The Albany Diocese agreed to $148 million covering 186 survivors in March, and the Diocese of Ogdensburg reached a $45 million agreement in May, bringing five New York dioceses into civil resolution.
Reviewed by Survivor Justice Alliance · Updated 2026-06-25
Sources: Spectrum Local News, March and May 2026. Figures reflect announced settlement terms pending final bankruptcy court approval.
In March 2026, the Albany Diocese and representatives for 186 survivors of clergy sexual abuse reached a $148 million settlement within the diocese's Chapter 11 bankruptcy proceedings. The diocese entered bankruptcy in 2023, and the agreement is described as a critical step toward the institution's formal exit from Chapter 11.
Albany is now the fifth New York diocese to reach civil resolution with abuse survivors. Prior dioceses, including Syracuse, Buffalo, Rochester, and Rockville Center, each completed similar proceedings in earlier years. The current bishop, who assumed office in October 2025, acknowledged that a financial settlement cannot undo the harm caused to survivors while affirming the diocese's obligation to confront its institutional failures.
Final distribution of funds requires both bankruptcy court approval and a formal vote by survivors who have filed claims. Alongside the monetary terms, the diocese and survivor advocates continue discussions about mandatory disclosure of information on clergy with credible abuse allegations.
The Diocese of Ogdensburg announced a $45 million settlement in May 2026, resolving 125 abuse claims filed within its Chapter 11 case. The diocese entered bankruptcy reorganization in July 2023. Like the Albany agreement, this settlement is a negotiated first step that must proceed through formal plan confirmation before any survivors receive payment.
Settlement contributions draw from the diocese, its parishes, and affiliated entities. Survivor representatives and the diocese continue separate negotiations over public disclosure of accused clergy records and adoption of stronger child protection standards.
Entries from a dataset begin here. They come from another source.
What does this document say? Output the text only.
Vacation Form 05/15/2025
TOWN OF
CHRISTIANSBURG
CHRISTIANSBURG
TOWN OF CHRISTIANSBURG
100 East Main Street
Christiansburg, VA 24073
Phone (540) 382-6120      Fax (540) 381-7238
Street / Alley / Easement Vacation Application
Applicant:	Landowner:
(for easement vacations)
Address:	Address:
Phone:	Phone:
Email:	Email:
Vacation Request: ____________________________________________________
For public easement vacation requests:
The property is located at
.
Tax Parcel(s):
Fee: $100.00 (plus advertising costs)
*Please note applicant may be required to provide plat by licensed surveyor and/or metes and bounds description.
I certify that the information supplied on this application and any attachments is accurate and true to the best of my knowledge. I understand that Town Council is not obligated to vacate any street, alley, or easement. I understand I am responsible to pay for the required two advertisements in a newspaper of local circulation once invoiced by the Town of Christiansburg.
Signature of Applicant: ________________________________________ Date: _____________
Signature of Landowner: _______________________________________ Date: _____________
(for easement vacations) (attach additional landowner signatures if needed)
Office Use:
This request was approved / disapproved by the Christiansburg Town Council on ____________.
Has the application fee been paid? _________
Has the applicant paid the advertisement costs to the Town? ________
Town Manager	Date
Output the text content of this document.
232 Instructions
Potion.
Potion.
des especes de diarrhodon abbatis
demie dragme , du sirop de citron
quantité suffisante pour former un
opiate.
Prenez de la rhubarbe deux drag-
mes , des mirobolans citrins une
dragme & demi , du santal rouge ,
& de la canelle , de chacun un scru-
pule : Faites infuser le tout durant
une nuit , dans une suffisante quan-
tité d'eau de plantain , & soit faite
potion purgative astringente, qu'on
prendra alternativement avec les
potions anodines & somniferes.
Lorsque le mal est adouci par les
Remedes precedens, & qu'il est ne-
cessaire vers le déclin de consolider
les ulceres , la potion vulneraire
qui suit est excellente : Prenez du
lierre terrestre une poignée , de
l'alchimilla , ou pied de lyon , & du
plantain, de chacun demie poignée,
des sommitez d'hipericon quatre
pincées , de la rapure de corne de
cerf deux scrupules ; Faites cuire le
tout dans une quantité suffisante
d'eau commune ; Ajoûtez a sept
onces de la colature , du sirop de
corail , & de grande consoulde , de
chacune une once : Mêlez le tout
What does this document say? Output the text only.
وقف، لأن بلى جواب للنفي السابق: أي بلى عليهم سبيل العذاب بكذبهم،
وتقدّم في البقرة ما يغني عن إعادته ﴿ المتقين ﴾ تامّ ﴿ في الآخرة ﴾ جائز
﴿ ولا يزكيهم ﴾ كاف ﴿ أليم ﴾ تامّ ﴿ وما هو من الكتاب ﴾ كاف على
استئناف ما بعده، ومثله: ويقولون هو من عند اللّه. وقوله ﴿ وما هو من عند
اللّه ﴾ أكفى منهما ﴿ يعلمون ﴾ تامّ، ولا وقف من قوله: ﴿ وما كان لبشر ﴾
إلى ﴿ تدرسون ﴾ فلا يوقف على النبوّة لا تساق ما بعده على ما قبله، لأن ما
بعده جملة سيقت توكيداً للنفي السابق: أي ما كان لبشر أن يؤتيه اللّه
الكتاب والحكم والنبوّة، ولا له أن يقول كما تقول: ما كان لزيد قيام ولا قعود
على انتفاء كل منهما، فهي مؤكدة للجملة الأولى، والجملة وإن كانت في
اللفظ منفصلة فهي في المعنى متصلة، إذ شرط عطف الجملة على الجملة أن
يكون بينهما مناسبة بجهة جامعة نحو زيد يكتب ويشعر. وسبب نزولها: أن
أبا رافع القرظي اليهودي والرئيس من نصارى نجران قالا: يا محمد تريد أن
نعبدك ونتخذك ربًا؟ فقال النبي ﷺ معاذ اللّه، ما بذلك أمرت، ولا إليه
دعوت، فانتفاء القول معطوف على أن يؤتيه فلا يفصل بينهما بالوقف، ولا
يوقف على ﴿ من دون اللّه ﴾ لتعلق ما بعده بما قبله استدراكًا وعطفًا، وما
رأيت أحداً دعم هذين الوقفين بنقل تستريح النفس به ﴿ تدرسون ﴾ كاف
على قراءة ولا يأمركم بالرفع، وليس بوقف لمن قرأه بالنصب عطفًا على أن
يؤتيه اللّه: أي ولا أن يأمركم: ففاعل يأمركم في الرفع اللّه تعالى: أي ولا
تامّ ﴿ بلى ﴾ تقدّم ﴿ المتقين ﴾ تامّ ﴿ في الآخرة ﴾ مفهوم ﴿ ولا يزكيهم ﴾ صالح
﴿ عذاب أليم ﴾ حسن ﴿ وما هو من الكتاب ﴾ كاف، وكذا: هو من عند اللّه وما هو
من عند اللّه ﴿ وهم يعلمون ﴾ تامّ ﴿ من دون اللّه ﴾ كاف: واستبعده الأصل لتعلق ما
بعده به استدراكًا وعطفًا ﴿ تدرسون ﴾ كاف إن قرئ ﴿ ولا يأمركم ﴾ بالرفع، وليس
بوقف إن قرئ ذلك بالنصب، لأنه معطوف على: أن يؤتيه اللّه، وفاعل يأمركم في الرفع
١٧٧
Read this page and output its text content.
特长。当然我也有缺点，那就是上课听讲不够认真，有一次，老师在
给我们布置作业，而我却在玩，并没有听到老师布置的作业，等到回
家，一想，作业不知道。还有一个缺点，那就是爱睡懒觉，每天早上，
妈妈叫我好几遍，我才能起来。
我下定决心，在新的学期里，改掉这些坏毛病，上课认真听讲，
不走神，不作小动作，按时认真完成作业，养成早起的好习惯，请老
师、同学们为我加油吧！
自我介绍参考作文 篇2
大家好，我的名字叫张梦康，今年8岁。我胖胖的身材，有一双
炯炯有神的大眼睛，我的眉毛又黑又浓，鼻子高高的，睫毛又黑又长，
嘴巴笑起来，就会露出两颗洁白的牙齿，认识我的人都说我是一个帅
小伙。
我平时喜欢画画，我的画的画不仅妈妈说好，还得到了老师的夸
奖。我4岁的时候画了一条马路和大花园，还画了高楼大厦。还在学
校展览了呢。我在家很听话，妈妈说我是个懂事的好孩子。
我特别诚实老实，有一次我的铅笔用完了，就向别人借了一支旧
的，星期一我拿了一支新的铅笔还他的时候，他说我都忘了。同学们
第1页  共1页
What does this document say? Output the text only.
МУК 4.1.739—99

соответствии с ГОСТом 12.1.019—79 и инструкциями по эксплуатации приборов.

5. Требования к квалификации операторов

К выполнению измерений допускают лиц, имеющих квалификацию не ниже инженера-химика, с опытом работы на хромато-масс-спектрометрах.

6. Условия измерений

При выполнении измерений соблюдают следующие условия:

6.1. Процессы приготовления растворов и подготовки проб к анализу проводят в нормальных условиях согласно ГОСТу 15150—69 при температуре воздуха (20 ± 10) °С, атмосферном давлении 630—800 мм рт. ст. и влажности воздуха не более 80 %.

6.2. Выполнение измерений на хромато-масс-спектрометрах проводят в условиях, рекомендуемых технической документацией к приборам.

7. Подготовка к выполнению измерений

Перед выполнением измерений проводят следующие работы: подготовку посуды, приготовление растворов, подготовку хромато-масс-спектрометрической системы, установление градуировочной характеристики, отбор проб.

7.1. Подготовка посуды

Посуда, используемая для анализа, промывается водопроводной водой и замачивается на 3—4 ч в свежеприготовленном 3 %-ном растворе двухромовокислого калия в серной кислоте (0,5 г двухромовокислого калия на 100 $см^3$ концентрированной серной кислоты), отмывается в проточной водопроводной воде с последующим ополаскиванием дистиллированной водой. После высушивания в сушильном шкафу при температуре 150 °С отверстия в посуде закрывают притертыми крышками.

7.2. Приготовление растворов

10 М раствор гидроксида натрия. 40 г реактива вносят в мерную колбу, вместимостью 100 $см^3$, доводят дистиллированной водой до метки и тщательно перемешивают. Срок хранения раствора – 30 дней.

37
An attorney representing survivors in the Ogdensburg case stated the settlement was "a testament to the survivors' courage and unwavering demand for reckoning," reflecting the sustained pressure survivors maintained throughout years of proceedings.
The settlements in Albany and Ogdensburg reflect the continuing role of civil bankruptcy proceedings as a mechanism for institutional accountability. New York's Child Victims Act, enacted in 2019, created the legal conditions that allowed thousands of previously time-barred claims to be filed. Those filings directly produced the wave of diocesan Chapter 11 proceedings now resolving across the state.
Nationally, Catholic dioceses have collectively paid more than $5 billion in abuse-related settlements and legal fees since the scope of institutional clergy abuse entered public record. These proceedings demonstrate that civil courts, combined with legislative reform, can produce meaningful accountability even decades after the underlying abuse occurred. This page is for informational purposes only and does not constitute legal advice. The Survivor Justice Alliance is an attorney referral network, not a law firm.
For survivors monitoring either case, the announcement of a settlement figure is only the beginning. Bankruptcy plan confirmation requires a court hearing, creditor approval, and a survivor vote. After confirmation, a claims administrator reviews each individual submission to determine an appropriate allocation. This process can extend for months beyond the initial announcement.
Survivors who have filed claims should remain in close contact with their legal counsel. Those who believe they may qualify but have not yet filed should be aware that each bankruptcy case imposes its own claim deadlines, and those deadlines are generally not extended retroactively.
Civil settlements in Chapter 11 clergy abuse bankruptcies follow a structured multi-step legal process. Understanding that process helps survivors and their advocates track where any given case stands.
The Survivor Justice Alliance is an attorney alliance and advocacy organization, not a law firm; nothing here is legal advice. Attorney advertising. Referrals and consultations are free, and alliance attorneys work on contingency. Support is available 24/7 at the RAINN hotline, 800-656-4673.
The Albany Diocese reached a $148 million settlement in March 2026, covering 186 survivors of clergy sexual abuse. The agreement requires bankruptcy court approval and a survivor vote before funds are distributed.
After the diocese and survivor representatives agree on a settlement fund, a bankruptcy judge must confirm the plan and survivors must vote to accept it. A claims administrator then reviews each individual case and determines the distribution amount before payments are made.
As of May 2026, the $45 million agreement is a negotiated first step. It must proceed through bankruptcy court confirmation and survivor approval before individual claims are paid. Ongoing negotiations also address clergy disclosure and child protection reforms.
As of 2026, five New York dioceses have reached settlements with survivors: Syracuse, Buffalo, Rochester, Rockville Center, and Albany. The Diocese of Ogdensburg is actively progressing through a similar proceeding.